Improved Ophthalmic Administration of Drugs

Life Sciences : Medical Devices

Available for licensing

Inventors

  • Hugh Smyth , College of Pharmacy
  • Matthew Herpin , Health Outcomes and Pharmacy Practice

Background/unmet need

Administration of ophthalmic medication is most commonly performed through the use of ocular drops, or in rare cases an aerosol plume. This application triggers the reflex to immediately blink the eye, which often removes the majority of the medication. Additionally, lacrimal clearance is stimulated, which can cause the patient to lose even more of the medication. In addition to causing general patient discomfort, this results in difficulty administering the correct dosage of medication.  

Invention Description

UT Austin researchers have developed a novel technique for the administration of ophthalmic drugs. Using this device, drugs can be delivered to the eye and other mucosal membranes using a controlled "puff" in the form of a toroidal vortex, much like a smoke ring. Medication can be gently applied to existing lacrimal fluid, avoiding stimulation of lacrimal clearance and irritation of the eye.

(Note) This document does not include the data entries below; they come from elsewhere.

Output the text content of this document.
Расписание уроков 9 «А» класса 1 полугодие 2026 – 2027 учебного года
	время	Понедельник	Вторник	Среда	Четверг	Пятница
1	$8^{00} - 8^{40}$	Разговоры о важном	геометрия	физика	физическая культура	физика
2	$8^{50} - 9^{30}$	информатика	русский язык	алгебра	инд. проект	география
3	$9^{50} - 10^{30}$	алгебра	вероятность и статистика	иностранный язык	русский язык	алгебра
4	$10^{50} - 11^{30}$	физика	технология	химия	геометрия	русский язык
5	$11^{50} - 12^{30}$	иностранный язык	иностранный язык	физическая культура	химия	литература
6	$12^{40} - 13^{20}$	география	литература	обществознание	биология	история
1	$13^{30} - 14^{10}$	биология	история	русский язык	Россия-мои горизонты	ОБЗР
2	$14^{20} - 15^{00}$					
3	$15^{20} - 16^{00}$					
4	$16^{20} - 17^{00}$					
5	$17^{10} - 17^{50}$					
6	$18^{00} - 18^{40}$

The device dimensions can be fine tuned to accurately administer very small volumes of a variety of medicinal agents.

Benefits/Advantages

  • Accurate dosage administration of ophthalmic drugs and treatments
  • Improved comfort of administration and less irritation of the eye
  • Easy to use administration, ideal for pediatric and geriatric use
  • Administration of a wide variety of drugs, including both liquid and powder

Features

  • Unique toroidal geometry of aerosol delivery
  • Accurate administration of eye medication
  • Tunability of device to adjust dosage parameters
  • Compatibility with a wide variety of drugs

Market potential/applications

Specialty ophthalmic companies or pharmaceutical companies interested in an improved method of drug delivery to mucosal membranes.